This will seem like a bizarre question; searching the archives did not turn up any leads...
I play clawhammer and have a new open-back banjo that plays beautifully in G or C tuning. When I capo up to play in A or D (or Am), however, I get a squeaking sound. This only occurs with the capo installed over the 1st-4th strings (through trial and error I can say that the 5th string railroad spike has no effect). I have now tried 3 different capos... a generic spring-loaded guitar-style capo, a Planet Waves banjo capo, and a Paige original banjo capo. The squeak is there with all three of them, so it seems to be a property of the banjo (not the capo). I have used these same capos on 2 other banjos that I own, and neither of those squeak, so it also doesn't seem to be my technique per se. I am hard pressed to localize where exactly the sound comes from, although it seems to be on the fretboard (but I can't say for sure if it is under, in front of, or behind the capo). It doesn't sound like string buzz... it's definitely a squeak of some sort. I notice it the most when I am fretting (or unfretting) notes.
Does anyone have any idea what I'm talking about? Better yet, does anyone know what to try to fix this?
Many thanks in advance!
Edited by - lawnboss on 08/10/2022 09:59:28
Without actually hearing the sound, I would say it is the strings on the fretboard or the adjacent frets between the capo and the bridge.
Are you using synthetic strings or steel ?
Could be a problem with the bridge height or the action.
Let us know what type of banjo and the type of strings. Also, about how high are your strings off the fingerboard at the 12th fret.
Probably a very easy fix and has zero to do with the capo. Most likely the strings or the bridge.
Thanks for your interest in helping! It's an Enoch Tradesman. Steel strings: I believe the strings it came with were D'Addario EJ-61s: 10-12-16-23-10. I haven't replaced them yet but this is what the seller told me were installed. The strings at the 12th fret are a hair under 1/8" from the frets... closer to 1/8" than 1/16" but definitely < 1/8" (sorry, I don't have a high precision gizmo for this). The bridge height is 5/8".
In the meantime, I will see if I can capture it on an audio recording.

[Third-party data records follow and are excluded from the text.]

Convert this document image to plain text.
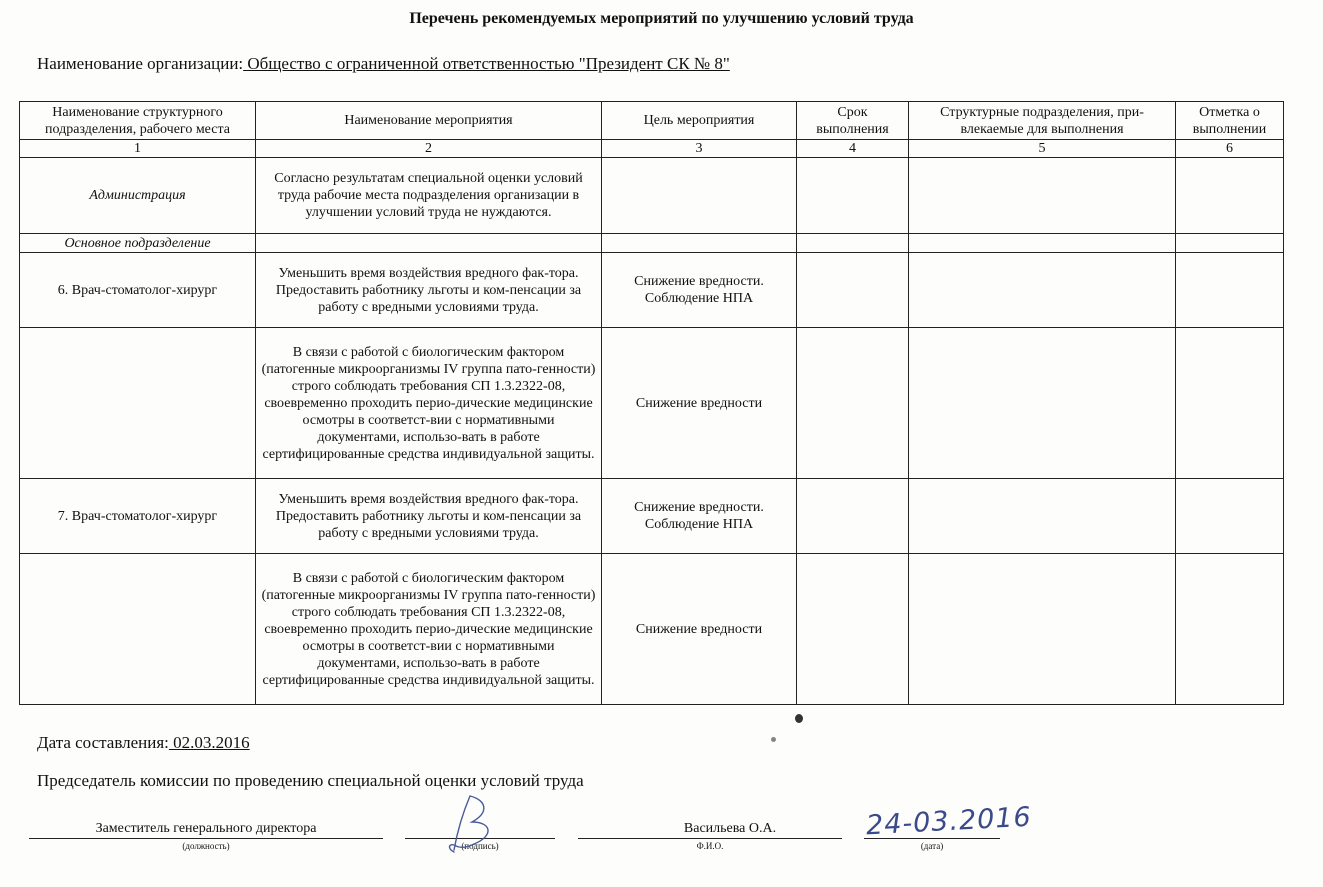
Перечень рекомендуемых мероприятий по улучшению условий труда
Наименование организации: Общество с ограниченной ответственностью "Президент СК № 8"
Наименование структурного подразделения, рабочего места	Наименование мероприятия	Цель мероприятия	Срок выполнения	Структурные подразделения, при-влекаемые для выполнения	Отметка о выполнении
1	2	3	4	5	6
Администрация	Согласно результатам специальной оценки условий труда рабочие места подразделения организации в улучшении условий труда не нуждаются.				
Основное подразделение					
6. Врач-стоматолог-хирург	Уменьшить время воздействия вредного фак-тора. Предоставить работнику льготы и ком-пенсации за работу с вредными условиями труда.	Снижение вредности. Соблюдение НПА			
	В связи с работой с биологическим фактором (патогенные микроорганизмы IV группа пато-генности) строго соблюдать требования СП 1.3.2322-08, своевременно проходить перио-дические медицинские осмотры в соответст-вии с нормативными документами, использо-вать в работе сертифицированные средства индивидуальной защиты.	Снижение вредности			
7. Врач-стоматолог-хирург	Уменьшить время воздействия вредного фак-тора. Предоставить работнику льготы и ком-пенсации за работу с вредными условиями труда.	Снижение вредности. Соблюдение НПА			
	В связи с работой с биологическим фактором (патогенные микроорганизмы IV группа пато-генности) строго соблюдать требования СП 1.3.2322-08, своевременно проходить перио-дические медицинские осмотры в соответст-вии с нормативными документами, использо-вать в работе сертифицированные средства индивидуальной защиты.	Снижение вредности			
Дата составления: 02.03.2016
Председатель комиссии по проведению специальной оценки условий труда
Заместитель генерального директора
(должность)	(подпись)
Васильева О.А.
Ф.И.О.	(дата)
24-03.2016
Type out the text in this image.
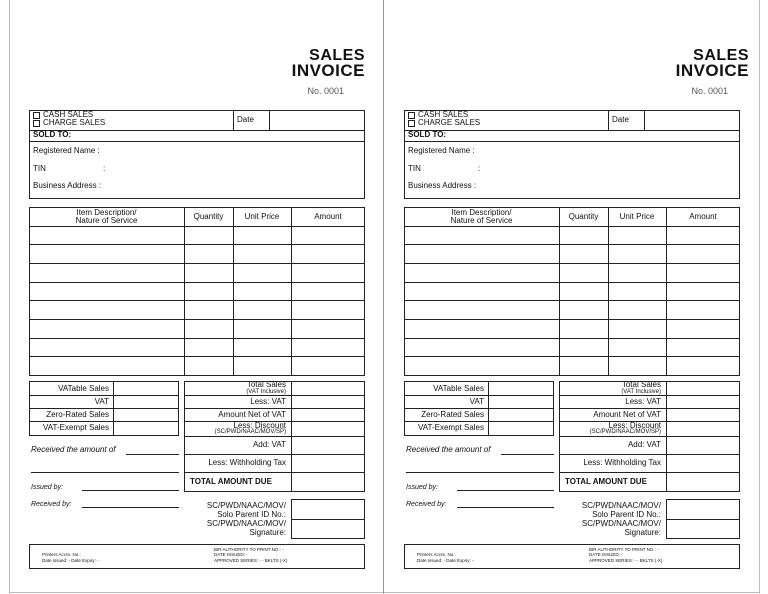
SALES
INVOICE
No. 0001
CASH SALES
CHARGE SALES	Date
SOLD TO:
Registered Name :
TIN	:
Business Address :
Item Description/
Nature of Service	Quantity	Unit Price	Amount
VATable Sales
VAT
Zero-Rated Sales
VAT-Exempt Sales
Total Sales
(VAT Inclusive)
Less: VAT
Amount Net of VAT
Less: Discount
(SC/PWD/NAAC/MOV/SP)
Add: VAT
Less: Withholding Tax
TOTAL AMOUNT DUE
Received the amount of
Issued by:
Received by:	SC/PWD/NAAC/MOV/
Solo Parent ID No.:
SC/PWD/NAAC/MOV/
Signature:
Printers Accre. No.:
Date Issued: - Date Expiry: -
BIR AUTHORITY TO PRINT NO.: -
DATE ISSUED: -
APPROVED SERIES: - - BKLTS (-X)
SALES
INVOICE
No. 0001
CASH SALES
CHARGE SALES	Date
SOLD TO:
Registered Name :
TIN	:
Business Address :
Item Description/
Nature of Service	Quantity	Unit Price	Amount
VATable Sales
VAT
Zero-Rated Sales
VAT-Exempt Sales
Total Sales
(VAT Inclusive)
Less: VAT
Amount Net of VAT
Less: Discount
(SC/PWD/NAAC/MOV/SP)
Add: VAT
Less: Withholding Tax
TOTAL AMOUNT DUE
Received the amount of
Issued by:
Received by:	SC/PWD/NAAC/MOV/
Solo Parent ID No.:
SC/PWD/NAAC/MOV/
Signature:
Printers Accre. No.:
Date Issued: - Date Expiry: -
BIR AUTHORITY TO PRINT NO.: -
DATE ISSUED: -
APPROVED SERIES: - - BKLTS (-X)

I've had a Taylor guitar for about three weeks that has been doing something similar. Funny someone has been having a similar issue. The capo is the same capo I use on other guitars without any noises. The noise on mine seems to be more of a high pitched pinging sound than a squeak though. To me it sounds like the tension of the string changing, or perhaps the string settling or moving slightly under the rubber of the capo. This is just an unsubstantiated theory, so take it with a grain of salt, but I assume it is related to the instrument acclimating to it's new environment. Different humidity levels, temperature changes, and so on. As time has gone on, my guitar has started to stay in tune better, and I have noticed less of the pinging capo noise. I think this is because the guitar has adjusted to the new conditions. I have also experienced similar tuning issues in the past with all my instruments in the weeks after I moved to a new home. Perhaps your banjo is experiencing the same, and it will improve once it settles in to the new environment.
Edited by - TScottHilton on 08/11/2022 09:54:41
Here's what I'd do and the order I'd do them in:
My suspicion is that you have a slightly proud fret somewhere up the neck and with a capo pulling the strings lower to the fingerboard, they are "chiming" on the proud fret.
Thanks all for these suggestions. I could agree that it might be a "chime" as opposed to a "squeak" (it's just definitely not a "buzz"). I have tried to make a recording of this, but even when I place my phone quite close to the neck I find that the sound is not audible in the recording. Perhaps I should take it to a luthier?
Get a true straightedge and lay it over the frets to see if one or more are proud. Check the width of the frets as one could be proud on one end and not the other.